A homeowner held a man at gunpoint until police arrived after the suspect jumped into his pool.
The homeowner called law enforcement and detained the suspect, Clayton Charles Glass, with a .357 snub nose revolver upon Lake County Sheriff’s Department arrival.
Glass was initially confronted by the homeowner when he tore the pool enclosure screen, attempting to defend himself by saying Sumter County sheriff’s deputies were pursuing him. A check with said county discovered this was a lie.
Once Glass was detained by police, EMS asked his handcuffs to be taken off to check his vitals. Glass also asked for water, which he sprayed at one of the deputies after being uncuffed.
According to a report, deputies then put Glass into a four-point restraint due to his “aggressiveness.” They only added on to his charges, including battery on a law enforcement officer, trespassing, criminal mischief, and resisting arrest. He was booked at the Lake County Jail and posted bail on a $9,000 bond.
Depending on where you live, holding someone at gunpoint in your own residence can have implications on being justified. Still, it seems as though this homeowner will not be charged with doing so, as there have been no reports of charges against him.

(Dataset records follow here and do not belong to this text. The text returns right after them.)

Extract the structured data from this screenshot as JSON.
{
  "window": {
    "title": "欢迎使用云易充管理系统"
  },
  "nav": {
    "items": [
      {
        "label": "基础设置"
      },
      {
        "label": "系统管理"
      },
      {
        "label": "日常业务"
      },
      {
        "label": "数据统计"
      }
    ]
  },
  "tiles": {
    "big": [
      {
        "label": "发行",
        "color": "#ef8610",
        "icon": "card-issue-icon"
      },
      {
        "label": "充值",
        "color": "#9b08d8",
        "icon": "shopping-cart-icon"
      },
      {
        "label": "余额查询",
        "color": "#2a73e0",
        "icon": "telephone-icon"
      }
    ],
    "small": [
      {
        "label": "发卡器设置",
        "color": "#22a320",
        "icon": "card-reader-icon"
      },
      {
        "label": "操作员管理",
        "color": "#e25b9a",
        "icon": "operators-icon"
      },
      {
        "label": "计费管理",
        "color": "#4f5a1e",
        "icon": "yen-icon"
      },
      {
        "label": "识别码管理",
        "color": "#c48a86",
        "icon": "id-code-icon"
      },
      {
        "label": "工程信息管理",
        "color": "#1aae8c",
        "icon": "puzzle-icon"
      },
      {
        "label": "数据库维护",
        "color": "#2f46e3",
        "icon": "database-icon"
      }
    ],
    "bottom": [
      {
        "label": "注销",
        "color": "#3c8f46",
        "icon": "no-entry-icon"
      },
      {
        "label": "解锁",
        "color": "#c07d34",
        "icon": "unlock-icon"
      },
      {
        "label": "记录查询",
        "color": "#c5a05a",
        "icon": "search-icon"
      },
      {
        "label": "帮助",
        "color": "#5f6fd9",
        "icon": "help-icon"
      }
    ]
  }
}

Citizen policing is a dangerous act in itself. This suspect was not the brightest, to say the least, when stating he was being chased by law enforcement on top of trespassing into the pool. A threat was in the homeowner’s residence, and he really isolated him to where he could not pose a danger to the rest of the community. Putting ourselves into the line of duty must be a reminder of the risks of doing so, although praisable.